Making money woes public causes stress and embarrassment to the debtor, says the watchdog
The Office of Fair Trading (OFT) has that debt collectors should not contact people through social networking sites such as Facebook and Twitter.
An OFT spokesman said that contacting debtors through social networking sites was a new take on the old method of placing a postcard through the door, according to the Daily Mail.
The OFT has updated its Debt Collection Guidance. The new guidance prevents debt collectors from using social networking sites as it causes ‘stress and embarrassment’ to debtors as their money woes are made public.
The updated guidance says debtors should not suffer "undue pressure" from creditors "posting messages on social networking sites in a way that might potentially reveal that an identifiable person is being pursued for the repayment of a debt," according to the Daily Mail.
The OFT spokesman said of the new trend, ‘It’s unfair and improper and it makes that private correspondence public.
‘It causes stress and embarrassment to the debtor. It is not good business practice to do that.’
The OFT said that it has received aonly a few complaints from people who have been hounded by debt collectors, but the watch dog is "future-proofing" the guidance.
The OFT spokesman said, ‘It is not a widespread trend. We are future-proofing the guidance.
‘We have had a couple of complaints which we have dealt with.
‘We will continue to monitor the market for that kind of communication,’ the spokesman added.
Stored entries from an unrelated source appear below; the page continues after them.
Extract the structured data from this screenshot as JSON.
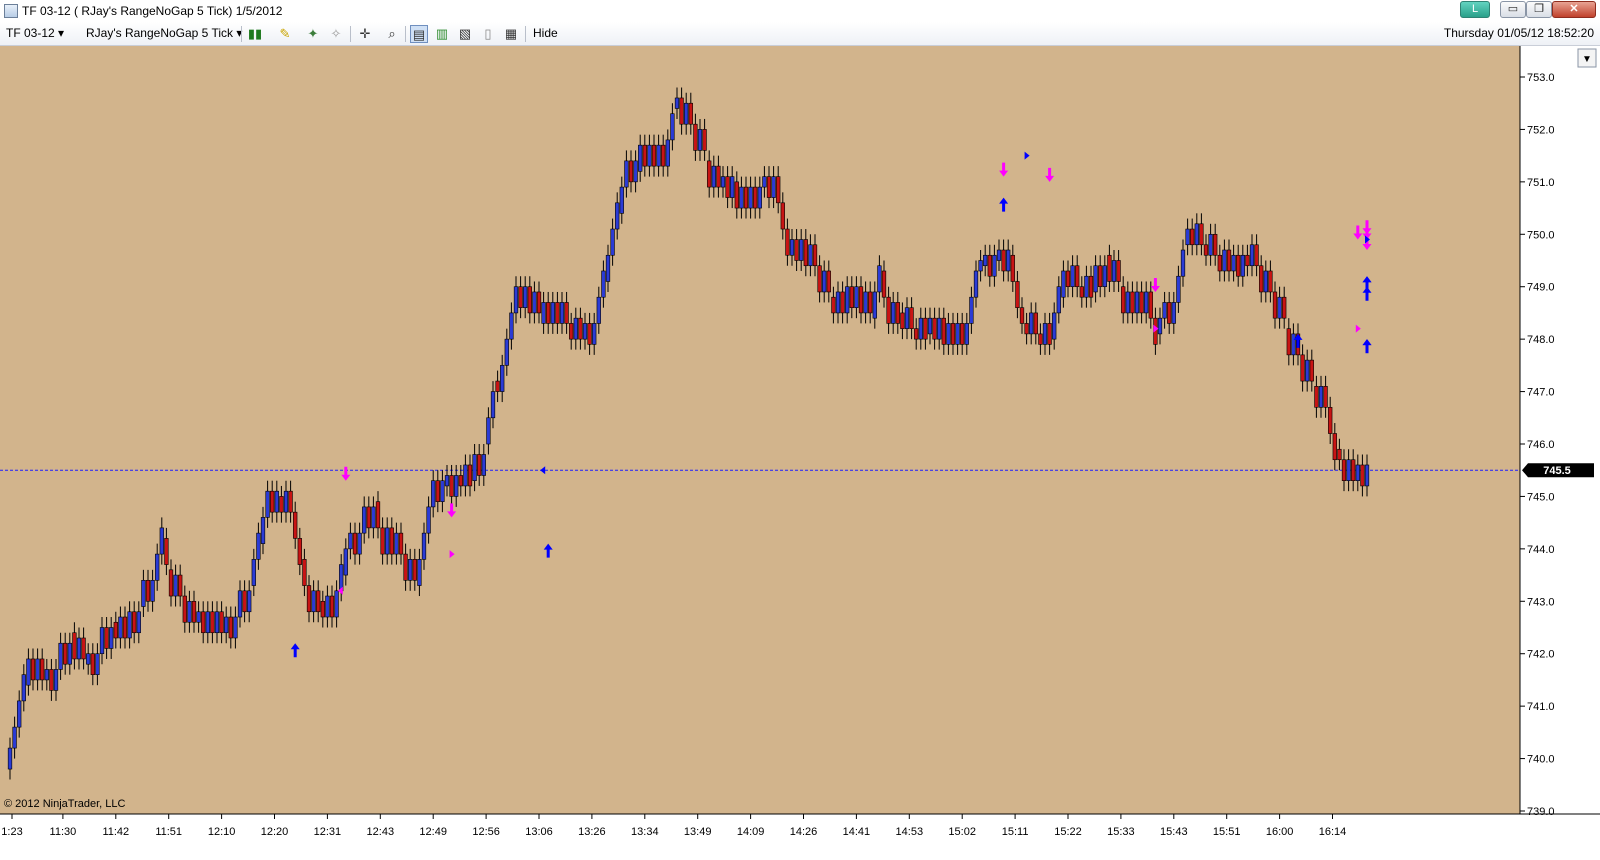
{
  "window": {
    "title": "TF 03-12 ( RJay's RangeNoGap  5 Tick)  1/5/2012",
    "buttons": {
      "l": "L",
      "minimize": "▭",
      "maximize": "❐",
      "close": "✕"
    }
  },
  "toolbar": {
    "instrument": "TF 03-12",
    "period": "RJay's RangeNoGap  5 Tick",
    "hide_label": "Hide",
    "datetime": "Thursday 01/05/12 18:52:20",
    "icons": [
      "bar-type-icon",
      "drawing-tool-icon",
      "indicator-icon",
      "strategy-icon",
      "crosshair-icon",
      "zoom-icon",
      "data-box-icon",
      "chart-trader-icon",
      "properties-icon",
      "print-icon",
      "order-icon"
    ]
  },
  "chart": {
    "colors": {
      "background": "#D2B48C",
      "up_candle": "#2B3BD6",
      "down_candle": "#C81414",
      "wick": "#000000",
      "marker_magenta": "#FF00FF",
      "marker_blue": "#0000FF",
      "hline": "#1E1EFF",
      "price_box": "#000000"
    },
    "copyright": "© 2012 NinjaTrader, LLC",
    "current_price_label": "745.5",
    "current_price": 745.5,
    "y_axis_ticks": [
      "739.0",
      "740.0",
      "741.0",
      "742.0",
      "743.0",
      "744.0",
      "745.0",
      "746.0",
      "747.0",
      "748.0",
      "749.0",
      "750.0",
      "751.0",
      "752.0",
      "753.0"
    ],
    "x_axis_ticks": [
      "1:23",
      "11:30",
      "11:42",
      "11:51",
      "12:10",
      "12:20",
      "12:31",
      "12:43",
      "12:49",
      "12:56",
      "13:06",
      "13:26",
      "13:34",
      "13:49",
      "14:09",
      "14:26",
      "14:41",
      "14:53",
      "15:02",
      "15:11",
      "15:22",
      "15:33",
      "15:43",
      "15:51",
      "16:00",
      "16:14"
    ],
    "close_path": [
      739.8,
      740.2,
      740.6,
      741.4,
      741.9,
      741.5,
      741.7,
      742.4,
      741.8,
      742.0,
      742.6,
      742.3,
      742.9,
      743.4,
      744.2,
      743.6,
      743.1,
      742.6,
      742.8,
      742.4,
      742.7,
      743.3,
      744.1,
      745.0,
      744.7,
      743.8,
      743.0,
      742.7,
      743.5,
      744.0,
      744.3,
      744.9,
      743.9,
      744.4,
      743.9,
      743.3,
      744.3,
      745.2,
      745.4,
      745.3,
      746.0,
      747.2,
      747.0,
      748.0,
      749.0,
      748.3,
      748.7,
      748.3,
      748.0,
      748.3,
      749.1,
      750.4,
      751.2,
      751.7,
      751.3,
      752.4,
      752.6,
      752.1,
      751.4,
      750.9,
      751.0,
      750.5,
      750.9,
      751.1,
      750.1,
      749.6,
      749.9,
      749.4,
      748.8,
      748.5,
      749.0,
      748.4,
      749.3,
      748.5,
      748.2,
      748.1,
      748.4,
      747.9,
      748.3,
      749.3,
      749.4,
      749.5,
      749.6,
      748.6,
      748.3,
      748.1,
      748.0,
      748.8,
      749.3,
      749.0,
      748.9,
      749.6,
      749.0,
      748.5,
      748.9,
      748.1,
      748.4,
      748.7,
      749.8,
      750.1,
      749.8,
      749.6,
      749.3,
      749.6,
      749.4,
      748.9,
      748.2,
      747.7,
      747.1,
      746.7,
      745.9,
      745.7,
      745.3,
      745.6
    ],
    "markers": [
      {
        "type": "arrow-down",
        "color": "magenta",
        "bar": 28,
        "price": 745.3
      },
      {
        "type": "triangle-left",
        "color": "magenta",
        "bar": 28,
        "price": 743.2
      },
      {
        "type": "arrow-up",
        "color": "blue",
        "bar": 24,
        "price": 742.2
      },
      {
        "type": "arrow-down",
        "color": "magenta",
        "bar": 37,
        "price": 744.6
      },
      {
        "type": "triangle-right",
        "color": "magenta",
        "bar": 37,
        "price": 743.9
      },
      {
        "type": "arrow-up",
        "color": "blue",
        "bar": 45,
        "price": 744.1
      },
      {
        "type": "triangle-left",
        "color": "blue",
        "bar": 45,
        "price": 745.5
      },
      {
        "type": "arrow-down",
        "color": "magenta",
        "bar": 83,
        "price": 751.1
      },
      {
        "type": "arrow-up",
        "color": "blue",
        "bar": 83,
        "price": 750.7
      },
      {
        "type": "arrow-down",
        "color": "magenta",
        "bar": 87,
        "price": 751.0
      },
      {
        "type": "triangle-right",
        "color": "blue",
        "bar": 85,
        "price": 751.5
      },
      {
        "type": "arrow-down",
        "color": "magenta",
        "bar": 96,
        "price": 748.9
      },
      {
        "type": "triangle-right",
        "color": "magenta",
        "bar": 96,
        "price": 748.2
      },
      {
        "type": "arrow-up",
        "color": "blue",
        "bar": 108,
        "price": 748.1
      },
      {
        "type": "triangle-right",
        "color": "magenta",
        "bar": 113,
        "price": 748.2
      },
      {
        "type": "arrow-down",
        "color": "magenta",
        "bar": 113,
        "price": 749.9
      },
      {
        "type": "arrow-up",
        "color": "blue",
        "bar": 118,
        "price": 748.0
      },
      {
        "type": "arrow-up",
        "color": "blue",
        "bar": 130,
        "price": 748.0
      },
      {
        "type": "arrow-up",
        "color": "blue",
        "bar": 132,
        "price": 749.2
      },
      {
        "type": "arrow-down",
        "color": "magenta",
        "bar": 135,
        "price": 750.0
      },
      {
        "type": "arrow-down",
        "color": "magenta",
        "bar": 138,
        "price": 749.9
      },
      {
        "type": "arrow-up",
        "color": "blue",
        "bar": 136,
        "price": 749.0
      },
      {
        "type": "arrow-up",
        "color": "blue",
        "bar": 140,
        "price": 749.2
      },
      {
        "type": "arrow-down",
        "color": "magenta",
        "bar": 141,
        "price": 749.7
      },
      {
        "type": "triangle-right",
        "color": "blue",
        "bar": 140,
        "price": 749.9
      }
    ]
  }
}
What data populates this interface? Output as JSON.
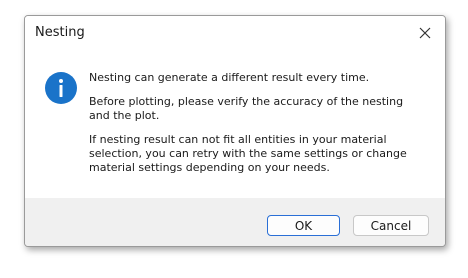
{
  "dialog": {
    "title": "Nesting",
    "icon": "info-icon",
    "messages": [
      "Nesting can generate a different result every time.",
      "Before plotting, please verify the accuracy of the nesting and the plot.",
      "If nesting result can not fit all entities in your material selection, you can retry with the same settings or change material settings depending on your needs."
    ],
    "buttons": {
      "ok_label": "OK",
      "cancel_label": "Cancel"
    },
    "colors": {
      "accent": "#1a73c9",
      "default_button_border": "#2a6fd6"
    }
  }
}
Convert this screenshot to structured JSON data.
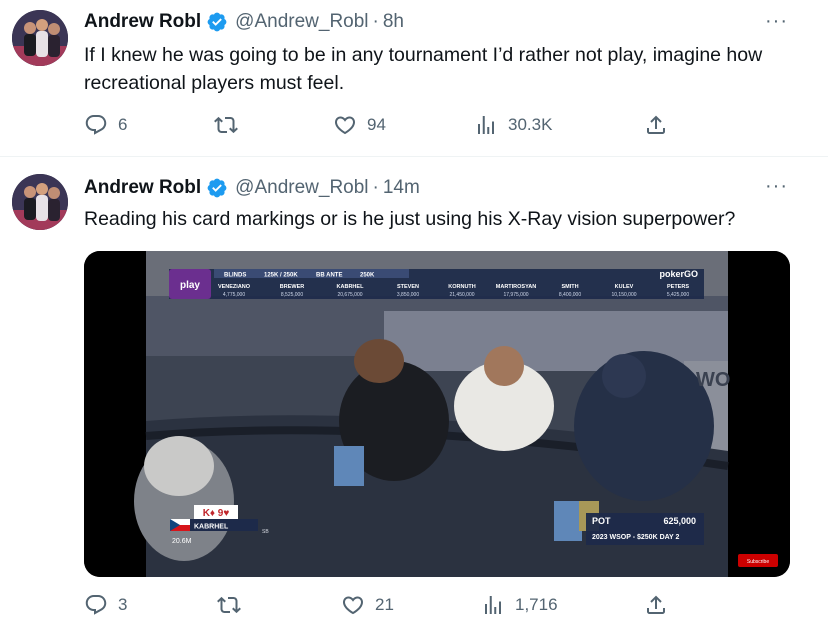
{
  "tweets": [
    {
      "name": "Andrew Robl",
      "handle": "@Andrew_Robl",
      "separator": "·",
      "time": "8h",
      "text": "If I knew he was going to be in any tournament I’d rather not play, imagine how recreational players must feel.",
      "more": "···",
      "replies": "6",
      "retweets": "",
      "likes": "94",
      "views": "30.3K"
    },
    {
      "name": "Andrew Robl",
      "handle": "@Andrew_Robl",
      "separator": "·",
      "time": "14m",
      "text": "Reading his card markings or is he just using his X-Ray vision superpower?",
      "more": "···",
      "replies": "3",
      "retweets": "",
      "likes": "21",
      "views": "1,716"
    }
  ],
  "media": {
    "overlay": {
      "play_logo": "play",
      "blinds_label": "BLINDS",
      "blinds_value": "125K / 250K",
      "bb_ante_label": "BB ANTE",
      "bb_ante_value": "250K",
      "pokergo": "pokerGO",
      "players": [
        {
          "name": "VENEZIANO",
          "stack": "4,775,000"
        },
        {
          "name": "BREWER",
          "stack": "8,525,000"
        },
        {
          "name": "KABRHEL",
          "stack": "20,675,000"
        },
        {
          "name": "STEVEN",
          "stack": "3,850,000"
        },
        {
          "name": "KORNUTH",
          "stack": "21,450,000"
        },
        {
          "name": "MARTIROSYAN",
          "stack": "17,975,000"
        },
        {
          "name": "SMITH",
          "stack": "8,400,000"
        },
        {
          "name": "KULEV",
          "stack": "10,150,000"
        },
        {
          "name": "PETERS",
          "stack": "5,425,000"
        }
      ],
      "hole_cards": "K♦ 9♥",
      "player_name": "KABRHEL",
      "player_stack": "20.6M",
      "player_pos": "SB",
      "pot_label": "POT",
      "pot_value": "625,000",
      "event": "2023 WSOP - $250K DAY 2",
      "subscribe": "Subscribe",
      "wall_text": "WO"
    }
  },
  "colors": {
    "text": "#0f1419",
    "secondary": "#536471",
    "verified": "#1d9bf0",
    "divider": "#eff3f4",
    "overlay_purple": "#6b2f8f",
    "overlay_navy": "#1d2a4a"
  }
}
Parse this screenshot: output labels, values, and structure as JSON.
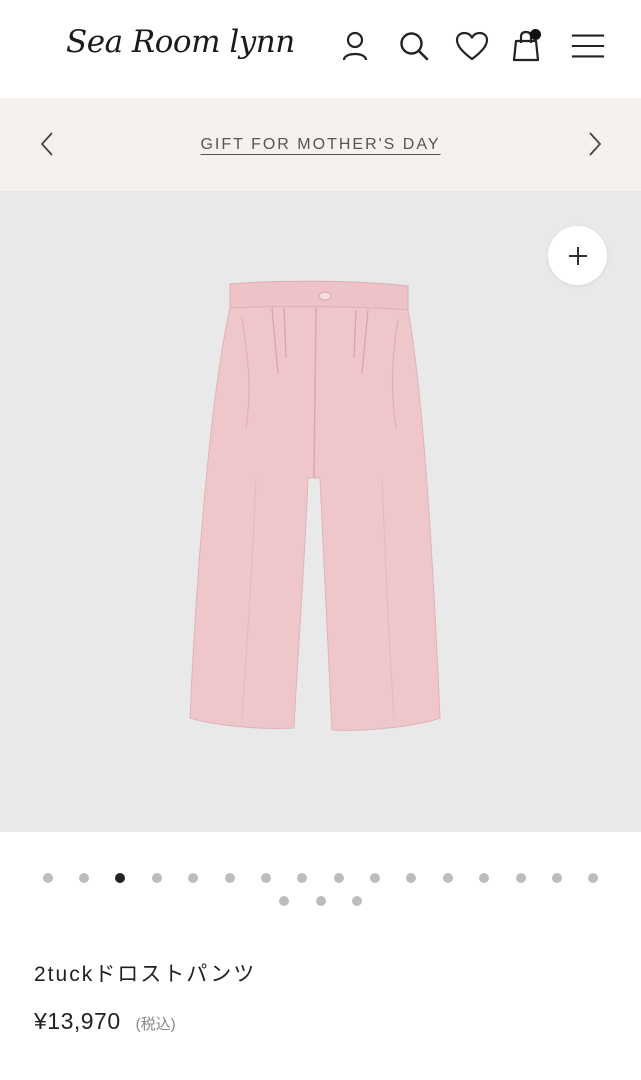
{
  "header": {
    "logo": "Sea Room lynn",
    "icons": [
      "account-icon",
      "search-icon",
      "heart-icon",
      "cart-icon",
      "menu-icon"
    ]
  },
  "banner": {
    "text": "GIFT FOR MOTHER'S DAY"
  },
  "gallery": {
    "slide_count": 19,
    "active_index": 2
  },
  "product": {
    "name": "2tuckドロストパンツ",
    "price": "¥13,970",
    "tax_note": "(税込)"
  },
  "colors": {
    "banner_bg": "#f5f1ee",
    "image_bg": "#e9e9ea",
    "product_pink": "#efc7cb"
  }
}
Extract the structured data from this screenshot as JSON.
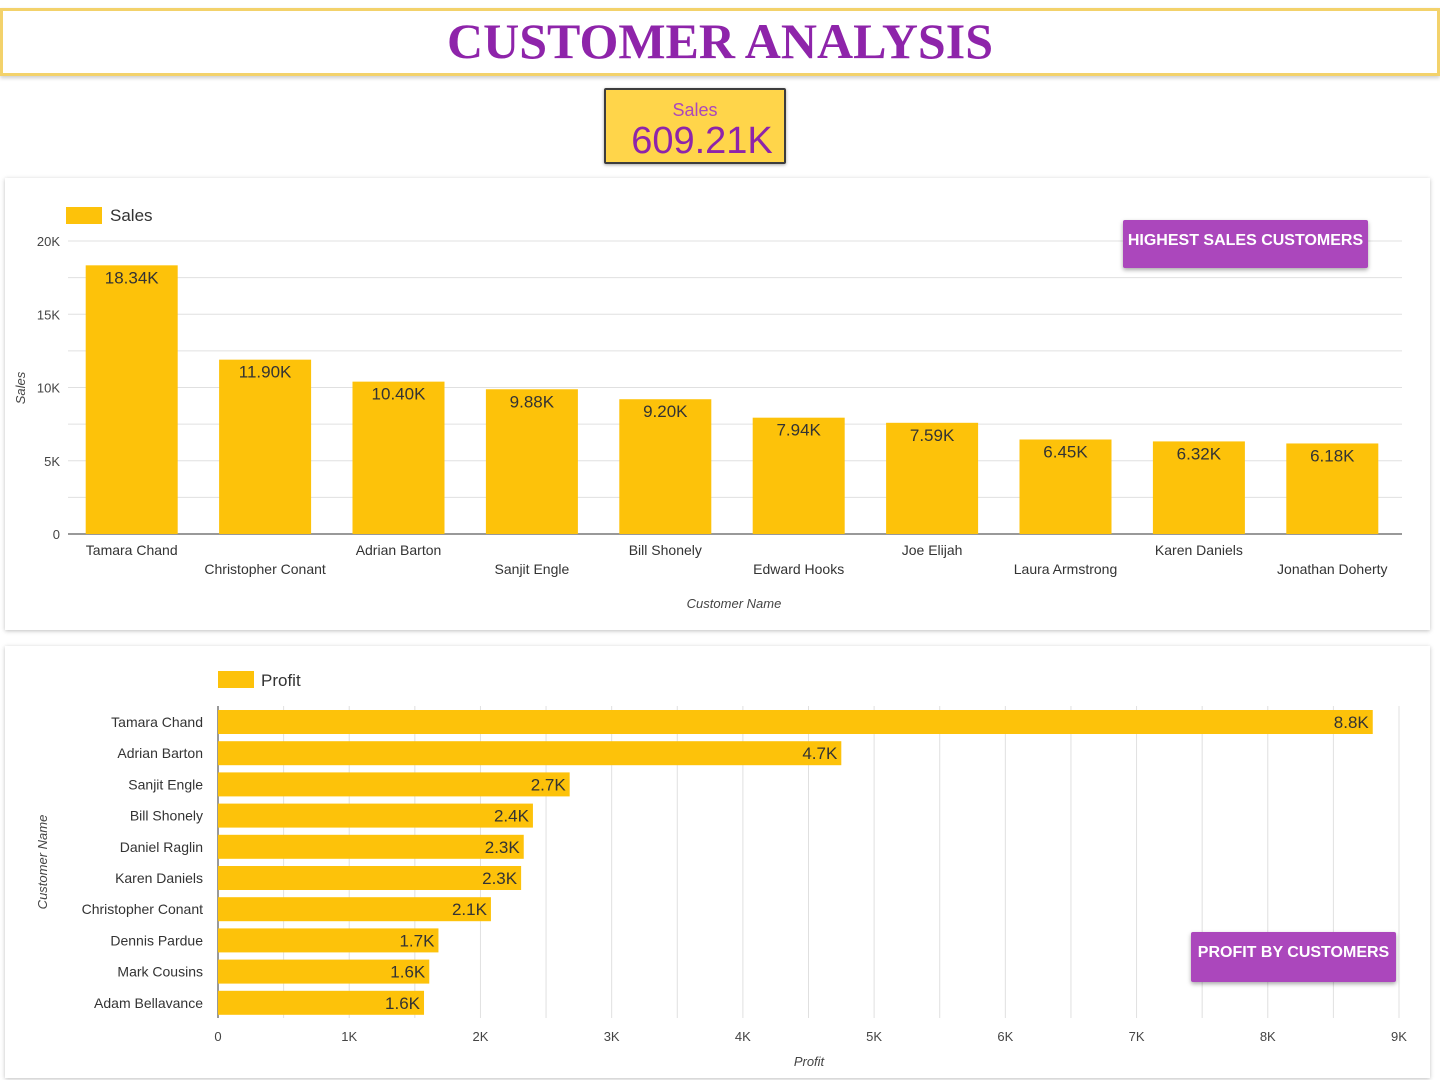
{
  "title": "CUSTOMER ANALYSIS",
  "kpi": {
    "label": "Sales",
    "value": "609.21K"
  },
  "sales_button": "HIGHEST SALES CUSTOMERS",
  "profit_button": "PROFIT BY CUSTOMERS",
  "colors": {
    "bar": "#fdc20a",
    "accent": "#ab47bc",
    "title": "#8e24aa",
    "kpi_bg": "#ffd54a"
  },
  "chart_data": [
    {
      "type": "bar",
      "orientation": "vertical",
      "legend": "Sales",
      "legend_position": "top-left",
      "xlabel": "Customer Name",
      "ylabel": "Sales",
      "ylim": [
        0,
        20000
      ],
      "yticks": [
        0,
        5000,
        10000,
        15000,
        20000
      ],
      "ytick_labels": [
        "0",
        "5K",
        "10K",
        "15K",
        "20K"
      ],
      "grid": true,
      "categories": [
        "Tamara Chand",
        "Christopher Conant",
        "Adrian Barton",
        "Sanjit Engle",
        "Bill Shonely",
        "Edward Hooks",
        "Joe Elijah",
        "Laura Armstrong",
        "Karen Daniels",
        "Jonathan Doherty"
      ],
      "values": [
        18340,
        11900,
        10400,
        9880,
        9200,
        7940,
        7590,
        6450,
        6320,
        6180
      ],
      "value_labels": [
        "18.34K",
        "11.90K",
        "10.40K",
        "9.88K",
        "9.20K",
        "7.94K",
        "7.59K",
        "6.45K",
        "6.32K",
        "6.18K"
      ]
    },
    {
      "type": "bar",
      "orientation": "horizontal",
      "legend": "Profit",
      "legend_position": "top-left",
      "xlabel": "Profit",
      "ylabel": "Customer Name",
      "xlim": [
        0,
        9000
      ],
      "xticks": [
        0,
        1000,
        2000,
        3000,
        4000,
        5000,
        6000,
        7000,
        8000,
        9000
      ],
      "xtick_labels": [
        "0",
        "1K",
        "2K",
        "3K",
        "4K",
        "5K",
        "6K",
        "7K",
        "8K",
        "9K"
      ],
      "grid": true,
      "categories": [
        "Tamara Chand",
        "Adrian Barton",
        "Sanjit Engle",
        "Bill Shonely",
        "Daniel Raglin",
        "Karen Daniels",
        "Christopher Conant",
        "Dennis Pardue",
        "Mark Cousins",
        "Adam Bellavance"
      ],
      "values": [
        8800,
        4750,
        2680,
        2400,
        2330,
        2310,
        2080,
        1680,
        1610,
        1570
      ],
      "value_labels": [
        "8.8K",
        "4.7K",
        "2.7K",
        "2.4K",
        "2.3K",
        "2.3K",
        "2.1K",
        "1.7K",
        "1.6K",
        "1.6K"
      ]
    }
  ]
}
The OFT’s director of consumer credit David Fisher said, "In the present economic climate, with many people, including those who may be particularly vulnerable, in financial difficulties, it is crucial they are treated fairly by companies recovering their debts.
"This updated guidance makes clear the standards the OFT expects of all businesses involved in debt recovery, including debt collectors, banks and law firms."